In the satirical comedy Jaane Bhi Do Yaaro (1983), a canny and opportunistic female editor of a magazine exploits two young and gullible photographers by asking them to shoot snaps of a killer so that she could blackmail him to extort money. The movie scathingly exposes the seamier side of journalism where even an editor can misuse his or her authority for money.
In Mumbai Meri Jaan (2008), the fiancé of a successful female TV reporter dies in a bomb explosion in the first-class compartment of a local train. The news channel she works for decides to milk her personal tragedy to ramp up its TRP rating.
Peepli Live (2010), a dark comedy on TV journalism, adroitly captures the desperate hunt for TRP ratings among channels. In the movie, an impecunious farmer decides to commit suicide knowing well that after his death, his family will get a hefty compensation from the government. When a journalist gets wind of this, he immediately gloms on to this incident and goes live, with the viewers glued to their TV sets watching the minute-by-minute spectacle unfolding before their eyes.
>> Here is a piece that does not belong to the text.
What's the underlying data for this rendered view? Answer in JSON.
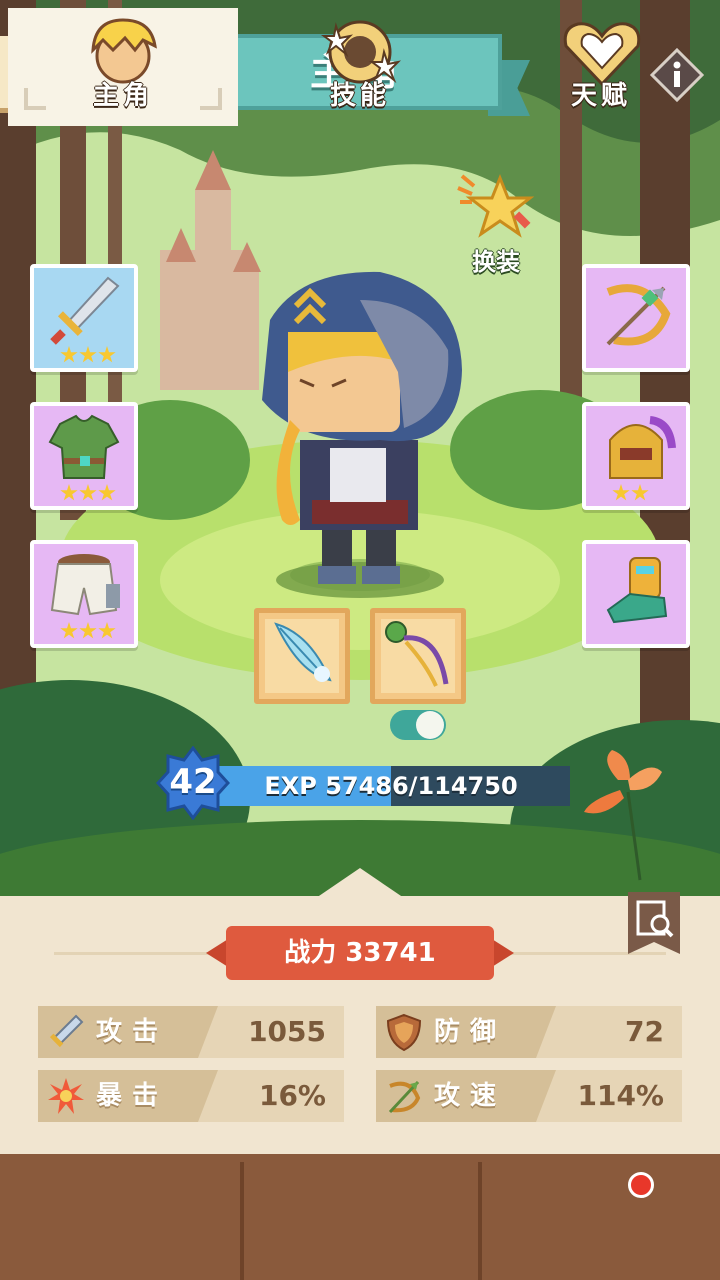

In web series Paatal Lok (2020), the megalomaniac editor of a news channel (Neeraj Kabi) with a Machiavellian streak, is so blinded by his image and popularity that truth hardly matters in the larger scheme of things. His social conscience has hit the buffers.
Every profession has a few bad apples but there are a large number of equally dedicated members who keep their noses to the grindstone in pursuit of excellence and journalists are no exception.